Professor Yufeng Liu recently received an NSF grant along with Professor. Wei Sun at Purdue University. The title of the 3-year grant is “Trustworthy Reinforcement Learning for Online Decision Making”.

This research project will advance the frontiers of modern reinforcement learning for online decision-making problems. Reinforcement learning deals with how intelligent agents ought to take actions in an uncertain environment in order to maximize the cumulative reward. It has achieved phenomenal success in diverse business and scientific fields. However, less attention has been paid to the trustworthy aspects of reinforcement learning. This project will investigate different aspects of trustworthy issues like robustness, fairness, causality, and explainability in important online decision-making tasks. The results of this research will benefit many different fields such as statistics, machine learning, operations research, marketing, economics, and finance. Open-source software will be developed to provide applied researchers with cutting-edge tools. The project will recruit students, especially those from unrepresented groups, to be involved in the research and will develop new courses on statistical reinforcement learning and decision making.

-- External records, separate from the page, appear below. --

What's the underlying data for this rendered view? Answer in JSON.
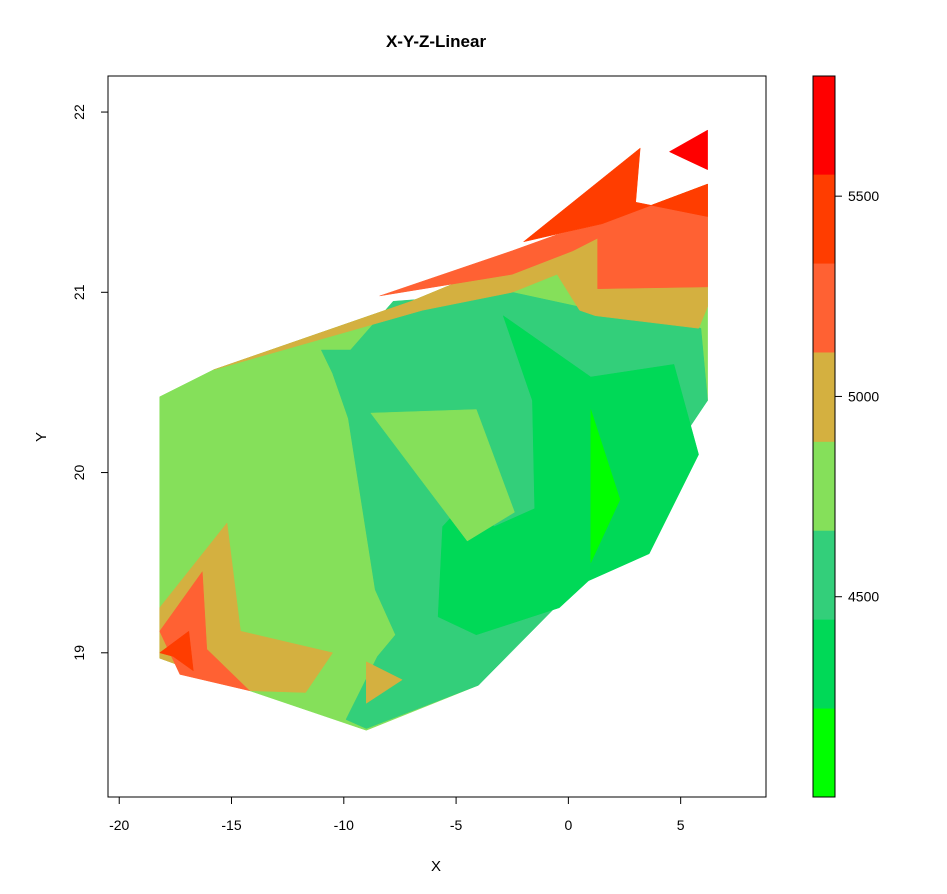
{
  "chart_data": {
    "type": "filled-contour",
    "title": "X-Y-Z-Linear",
    "xlabel": "X",
    "ylabel": "Y",
    "xlim": [
      -20.5,
      8.8
    ],
    "ylim": [
      18.2,
      22.2
    ],
    "xticks": [
      -20,
      -15,
      -10,
      -5,
      0,
      5
    ],
    "yticks": [
      19,
      20,
      21,
      22
    ],
    "zlim": [
      4000,
      5800
    ],
    "zticks": [
      4500,
      5000,
      5500
    ],
    "levels": [
      {
        "from": 4000,
        "to": 4222,
        "color": "#00FF00"
      },
      {
        "from": 4222,
        "to": 4444,
        "color": "#00D957"
      },
      {
        "from": 4444,
        "to": 4666,
        "color": "#33CF7A"
      },
      {
        "from": 4666,
        "to": 4888,
        "color": "#85E05A"
      },
      {
        "from": 4888,
        "to": 5111,
        "color": "#D4B040"
      },
      {
        "from": 5111,
        "to": 5333,
        "color": "#FF6133"
      },
      {
        "from": 5333,
        "to": 5555,
        "color": "#FF3D00"
      },
      {
        "from": 5555,
        "to": 5800,
        "color": "#FF0000"
      }
    ],
    "regions": [
      {
        "level": 3,
        "points": [
          [
            -18.2,
            20.42
          ],
          [
            -15.8,
            20.57
          ],
          [
            -7,
            20.95
          ],
          [
            -0.6,
            21.28
          ],
          [
            1.5,
            21.38
          ],
          [
            6.2,
            21.6
          ],
          [
            6.2,
            20.4
          ],
          [
            -4,
            18.82
          ],
          [
            -9,
            18.57
          ],
          [
            -14.2,
            18.79
          ],
          [
            -18.2,
            18.97
          ]
        ]
      },
      {
        "level": 2,
        "points": [
          [
            -11,
            20.68
          ],
          [
            -9.7,
            20.68
          ],
          [
            -7.8,
            20.95
          ],
          [
            -2.5,
            21.0
          ],
          [
            1.2,
            20.9
          ],
          [
            5.9,
            20.8
          ],
          [
            6.2,
            20.4
          ],
          [
            1.3,
            19.49
          ],
          [
            -4,
            18.82
          ],
          [
            -9,
            18.58
          ],
          [
            -9.9,
            18.63
          ],
          [
            -8.5,
            18.98
          ],
          [
            -7.7,
            19.1
          ],
          [
            -8.6,
            19.35
          ],
          [
            -9.8,
            20.3
          ],
          [
            -10.5,
            20.55
          ]
        ]
      },
      {
        "level": 1,
        "points": [
          [
            -2.9,
            20.87
          ],
          [
            1.0,
            20.53
          ],
          [
            4.7,
            20.6
          ],
          [
            5.8,
            20.1
          ],
          [
            3.6,
            19.55
          ],
          [
            0.9,
            19.4
          ],
          [
            -0.4,
            19.25
          ],
          [
            -4.1,
            19.1
          ],
          [
            -5.8,
            19.2
          ],
          [
            -5.6,
            19.7
          ],
          [
            -4.5,
            19.85
          ],
          [
            -3.3,
            19.7
          ],
          [
            -1.5,
            19.8
          ],
          [
            -1.6,
            20.4
          ]
        ]
      },
      {
        "level": 0,
        "points": [
          [
            1.0,
            20.35
          ],
          [
            2.3,
            19.85
          ],
          [
            1.0,
            19.5
          ]
        ]
      },
      {
        "level": 3,
        "points": [
          [
            -8.8,
            20.33
          ],
          [
            -4.1,
            20.35
          ],
          [
            -2.4,
            19.78
          ],
          [
            -4.5,
            19.62
          ],
          [
            -6.5,
            19.95
          ]
        ]
      },
      {
        "level": 4,
        "points": [
          [
            -9.0,
            18.95
          ],
          [
            -7.4,
            18.85
          ],
          [
            -9.0,
            18.72
          ]
        ]
      },
      {
        "level": 4,
        "points": [
          [
            -18.2,
            19.25
          ],
          [
            -15.2,
            19.72
          ],
          [
            -14.6,
            19.12
          ],
          [
            -10.5,
            19.0
          ],
          [
            -11.7,
            18.78
          ],
          [
            -14.2,
            18.79
          ],
          [
            -18.2,
            18.97
          ]
        ]
      },
      {
        "level": 5,
        "points": [
          [
            -18.2,
            19.12
          ],
          [
            -16.3,
            19.45
          ],
          [
            -16.1,
            19.02
          ],
          [
            -14.2,
            18.79
          ],
          [
            -17.3,
            18.88
          ]
        ]
      },
      {
        "level": 6,
        "points": [
          [
            -18.2,
            19.0
          ],
          [
            -16.9,
            19.12
          ],
          [
            -16.7,
            18.9
          ],
          [
            -17.6,
            18.98
          ]
        ]
      },
      {
        "level": 4,
        "points": [
          [
            -15.8,
            20.57
          ],
          [
            -7,
            20.95
          ],
          [
            -0.6,
            21.28
          ],
          [
            1.5,
            21.38
          ],
          [
            6.2,
            21.6
          ],
          [
            6.2,
            20.92
          ],
          [
            5.8,
            20.8
          ],
          [
            1.2,
            20.87
          ],
          [
            0.5,
            20.9
          ],
          [
            -0.5,
            21.1
          ],
          [
            -2.5,
            21.0
          ],
          [
            -6.5,
            20.9
          ]
        ]
      },
      {
        "level": 5,
        "points": [
          [
            -8.4,
            20.98
          ],
          [
            -2.5,
            21.23
          ],
          [
            -0.5,
            21.32
          ],
          [
            1.5,
            21.38
          ],
          [
            6.2,
            21.6
          ],
          [
            6.2,
            21.03
          ],
          [
            1.3,
            21.02
          ],
          [
            1.3,
            21.3
          ],
          [
            0.2,
            21.23
          ],
          [
            -2.5,
            21.1
          ]
        ]
      },
      {
        "level": 6,
        "points": [
          [
            -2,
            21.28
          ],
          [
            1.5,
            21.38
          ],
          [
            6.2,
            21.6
          ],
          [
            6.2,
            21.42
          ],
          [
            3.0,
            21.5
          ],
          [
            3.2,
            21.8
          ]
        ]
      },
      {
        "level": 7,
        "points": [
          [
            4.5,
            21.78
          ],
          [
            6.2,
            21.9
          ],
          [
            6.2,
            21.68
          ],
          [
            5.0,
            21.75
          ]
        ]
      }
    ]
  }
}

This research project will focus on three interconnected trustworthy reinforcement learning methods for online decision-making problems: dynamic pricing, dynamic assortment selection, and matching in two-sided markets. Issues of robustness, fairness, causality, and explainability will be addressed in these decision-making tasks, which will advance the exploration techniques used in existing reinforcement learning algorithms. The project will develop new theoretical tools to analyze the statistical properties of these modern reinforcement learning algorithms. Regret upper bounds and matching lower bound will be thoroughly investigated. One important goal of online decision making is to identify an optimal policy that maximizes the overall gain, based on the contextual information and historical interactions with the environment. Due to the complex nature of such problems, there is a high demand for trustworthy tools for learning optimal personalized policy in various settings. The knowledge gained from this research will benefit learning in online auctions and other complex market design problems.